4. If necessary and if there is a babble, call ‘time out’ offer praise and advice, then suggest when you call ‘time in’ a particular speaker, followed by another and another (by name).

5. Remind if necessary by calling ‘time out’ that the focus needs to be on the issue not the person speaking. (In time self realisation will cause participants to recognise that fact automatically).

6. As a facilitator call ‘time out’ for coaching purposes as necessary. As the group becomes more engaged in the process, the need for this intervention will become less frequent.

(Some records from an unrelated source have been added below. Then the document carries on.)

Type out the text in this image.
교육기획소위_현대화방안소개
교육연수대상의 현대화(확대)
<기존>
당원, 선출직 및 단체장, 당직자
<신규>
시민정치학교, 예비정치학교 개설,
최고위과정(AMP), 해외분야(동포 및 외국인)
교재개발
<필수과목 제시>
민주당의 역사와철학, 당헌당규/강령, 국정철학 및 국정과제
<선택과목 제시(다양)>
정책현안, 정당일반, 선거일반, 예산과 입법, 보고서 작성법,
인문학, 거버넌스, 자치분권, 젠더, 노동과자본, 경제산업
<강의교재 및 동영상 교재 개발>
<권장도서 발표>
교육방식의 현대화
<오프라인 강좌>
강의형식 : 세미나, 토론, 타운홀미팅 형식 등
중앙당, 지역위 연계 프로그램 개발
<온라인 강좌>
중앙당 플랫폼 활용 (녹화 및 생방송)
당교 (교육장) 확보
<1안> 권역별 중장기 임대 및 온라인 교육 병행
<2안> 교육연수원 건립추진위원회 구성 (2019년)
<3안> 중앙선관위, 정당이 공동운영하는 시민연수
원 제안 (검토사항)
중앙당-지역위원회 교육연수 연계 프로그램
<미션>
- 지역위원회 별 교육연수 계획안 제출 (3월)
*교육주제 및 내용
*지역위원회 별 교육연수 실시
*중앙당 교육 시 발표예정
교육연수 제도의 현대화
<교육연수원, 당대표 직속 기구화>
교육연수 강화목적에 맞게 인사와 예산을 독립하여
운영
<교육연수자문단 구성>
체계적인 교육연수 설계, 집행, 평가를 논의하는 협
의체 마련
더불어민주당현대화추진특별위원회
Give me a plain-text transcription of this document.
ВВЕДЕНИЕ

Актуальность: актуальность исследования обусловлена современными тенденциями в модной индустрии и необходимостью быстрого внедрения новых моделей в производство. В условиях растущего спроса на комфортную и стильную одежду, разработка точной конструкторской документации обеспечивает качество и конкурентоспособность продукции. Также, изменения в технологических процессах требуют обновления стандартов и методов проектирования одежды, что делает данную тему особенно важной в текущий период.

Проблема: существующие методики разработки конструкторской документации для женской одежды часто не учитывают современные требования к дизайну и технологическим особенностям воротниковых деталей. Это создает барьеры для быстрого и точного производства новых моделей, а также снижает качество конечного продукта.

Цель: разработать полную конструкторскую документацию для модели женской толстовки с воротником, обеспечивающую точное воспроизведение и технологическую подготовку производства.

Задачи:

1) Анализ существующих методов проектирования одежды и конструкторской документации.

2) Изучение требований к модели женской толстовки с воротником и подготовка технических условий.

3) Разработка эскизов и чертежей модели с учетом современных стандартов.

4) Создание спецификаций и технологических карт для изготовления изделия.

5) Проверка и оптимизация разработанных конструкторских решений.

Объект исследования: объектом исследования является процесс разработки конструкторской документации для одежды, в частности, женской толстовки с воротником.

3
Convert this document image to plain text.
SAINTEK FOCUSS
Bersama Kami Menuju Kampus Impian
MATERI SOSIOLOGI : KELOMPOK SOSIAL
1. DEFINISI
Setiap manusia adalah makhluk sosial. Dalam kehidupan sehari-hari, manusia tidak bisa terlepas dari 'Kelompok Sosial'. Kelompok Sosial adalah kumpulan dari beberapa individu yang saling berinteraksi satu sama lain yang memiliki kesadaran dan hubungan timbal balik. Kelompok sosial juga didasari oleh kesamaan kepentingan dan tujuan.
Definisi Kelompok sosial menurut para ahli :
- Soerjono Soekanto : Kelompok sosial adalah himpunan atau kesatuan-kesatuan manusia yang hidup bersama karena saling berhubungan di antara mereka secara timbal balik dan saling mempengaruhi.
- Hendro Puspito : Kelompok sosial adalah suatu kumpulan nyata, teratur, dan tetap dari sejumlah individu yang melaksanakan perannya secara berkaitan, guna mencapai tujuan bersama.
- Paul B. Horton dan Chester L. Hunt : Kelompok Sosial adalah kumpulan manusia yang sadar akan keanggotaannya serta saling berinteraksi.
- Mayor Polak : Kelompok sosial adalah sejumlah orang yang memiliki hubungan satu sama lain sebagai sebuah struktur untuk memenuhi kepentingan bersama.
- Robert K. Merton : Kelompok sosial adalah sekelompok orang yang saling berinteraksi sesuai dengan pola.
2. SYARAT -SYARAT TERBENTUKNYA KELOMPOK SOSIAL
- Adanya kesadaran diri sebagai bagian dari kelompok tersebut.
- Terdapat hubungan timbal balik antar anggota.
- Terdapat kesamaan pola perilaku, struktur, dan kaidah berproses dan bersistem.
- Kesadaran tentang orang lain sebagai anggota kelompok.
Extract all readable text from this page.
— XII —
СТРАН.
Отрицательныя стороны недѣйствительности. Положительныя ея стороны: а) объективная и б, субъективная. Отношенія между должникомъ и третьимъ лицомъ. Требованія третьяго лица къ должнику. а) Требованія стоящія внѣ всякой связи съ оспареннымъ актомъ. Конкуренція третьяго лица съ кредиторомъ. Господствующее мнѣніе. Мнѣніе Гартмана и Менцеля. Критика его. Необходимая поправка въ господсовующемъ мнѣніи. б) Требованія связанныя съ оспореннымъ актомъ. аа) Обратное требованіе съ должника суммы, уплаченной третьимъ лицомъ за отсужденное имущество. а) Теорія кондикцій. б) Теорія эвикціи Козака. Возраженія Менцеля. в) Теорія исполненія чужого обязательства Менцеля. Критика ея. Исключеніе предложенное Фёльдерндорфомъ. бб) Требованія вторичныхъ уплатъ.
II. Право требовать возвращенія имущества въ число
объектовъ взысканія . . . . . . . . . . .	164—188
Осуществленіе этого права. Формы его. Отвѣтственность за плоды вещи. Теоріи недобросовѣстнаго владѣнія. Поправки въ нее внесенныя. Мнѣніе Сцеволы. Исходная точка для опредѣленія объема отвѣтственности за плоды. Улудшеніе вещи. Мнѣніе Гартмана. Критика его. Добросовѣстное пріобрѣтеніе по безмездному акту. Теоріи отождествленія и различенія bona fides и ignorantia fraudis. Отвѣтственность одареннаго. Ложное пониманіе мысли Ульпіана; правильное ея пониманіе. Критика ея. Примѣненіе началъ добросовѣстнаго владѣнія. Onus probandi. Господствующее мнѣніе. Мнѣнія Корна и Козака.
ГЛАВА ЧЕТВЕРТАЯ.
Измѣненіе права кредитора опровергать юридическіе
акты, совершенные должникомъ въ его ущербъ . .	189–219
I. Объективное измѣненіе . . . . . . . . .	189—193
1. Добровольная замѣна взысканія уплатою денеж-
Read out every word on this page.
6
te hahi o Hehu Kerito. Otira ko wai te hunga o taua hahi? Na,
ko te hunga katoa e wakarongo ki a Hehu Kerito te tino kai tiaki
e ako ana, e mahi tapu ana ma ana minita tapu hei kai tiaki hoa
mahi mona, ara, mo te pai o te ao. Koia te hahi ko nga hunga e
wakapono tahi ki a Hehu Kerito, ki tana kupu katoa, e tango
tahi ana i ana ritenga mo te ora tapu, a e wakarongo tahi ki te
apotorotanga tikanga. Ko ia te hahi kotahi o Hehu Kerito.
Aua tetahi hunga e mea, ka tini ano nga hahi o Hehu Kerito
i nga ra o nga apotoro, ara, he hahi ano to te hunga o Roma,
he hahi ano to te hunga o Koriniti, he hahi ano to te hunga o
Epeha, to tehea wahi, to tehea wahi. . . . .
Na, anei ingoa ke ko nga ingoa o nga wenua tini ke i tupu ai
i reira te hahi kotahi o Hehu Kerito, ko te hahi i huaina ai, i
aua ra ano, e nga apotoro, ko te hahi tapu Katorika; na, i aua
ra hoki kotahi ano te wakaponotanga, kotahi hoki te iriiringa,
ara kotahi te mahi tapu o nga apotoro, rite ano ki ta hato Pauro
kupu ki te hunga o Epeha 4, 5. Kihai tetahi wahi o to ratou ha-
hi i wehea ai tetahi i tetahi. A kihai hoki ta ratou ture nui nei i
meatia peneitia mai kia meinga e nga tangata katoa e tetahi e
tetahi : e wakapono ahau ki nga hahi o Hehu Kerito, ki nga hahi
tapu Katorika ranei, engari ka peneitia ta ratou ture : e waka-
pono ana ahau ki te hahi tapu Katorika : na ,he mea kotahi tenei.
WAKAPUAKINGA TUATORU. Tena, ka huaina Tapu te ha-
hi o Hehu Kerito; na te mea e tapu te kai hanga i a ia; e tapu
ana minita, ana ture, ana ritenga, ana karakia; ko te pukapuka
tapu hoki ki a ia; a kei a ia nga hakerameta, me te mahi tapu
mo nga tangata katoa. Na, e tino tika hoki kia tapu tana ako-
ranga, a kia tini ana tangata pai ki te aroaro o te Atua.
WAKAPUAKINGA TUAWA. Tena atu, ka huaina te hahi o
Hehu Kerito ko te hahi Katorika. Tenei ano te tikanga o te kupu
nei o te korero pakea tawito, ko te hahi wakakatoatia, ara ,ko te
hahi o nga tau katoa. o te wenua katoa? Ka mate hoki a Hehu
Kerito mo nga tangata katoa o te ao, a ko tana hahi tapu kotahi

7. When participants are doing things right, it can be useful to call ‘time out’ and offer praise for the modelling.

8. The Facilitator

a. Sets the group in a circle ready for the discussion.
b. Reminds of basic rules including courtesy and politeness.
c. Offers a reading or discourse to stikulate interest.
d. Asks a focus question, repeating it twice.
e. Monitors the conversation and pros and cons that follow.
f. Asks follow up questions if necessary.
g. Allows the conversation to follow a natural course, including variance away from the original question – with a refocus of necessary through a supplementary question or questions.
h. Calls ‘time’ at the end of the discussion period.
i. Sums up the ‘ebb and flow’ of the conversation including the time the groups was involved in dialogue.
j. Invites participants to debrief, with each person in turn (working around the circle clockwise or anti-clockwise) invited to share something learned or something appreciated during the conversation.
k. Concludes by thanking participants and looking forward with them to the next session.

COACHING

As Socratic Discussion becomes ingrained within a group or class, it is wise for the teacher facilitator to coach students so they can take on facilitating roles. This might be with the whole class, or with a sub-group of class members.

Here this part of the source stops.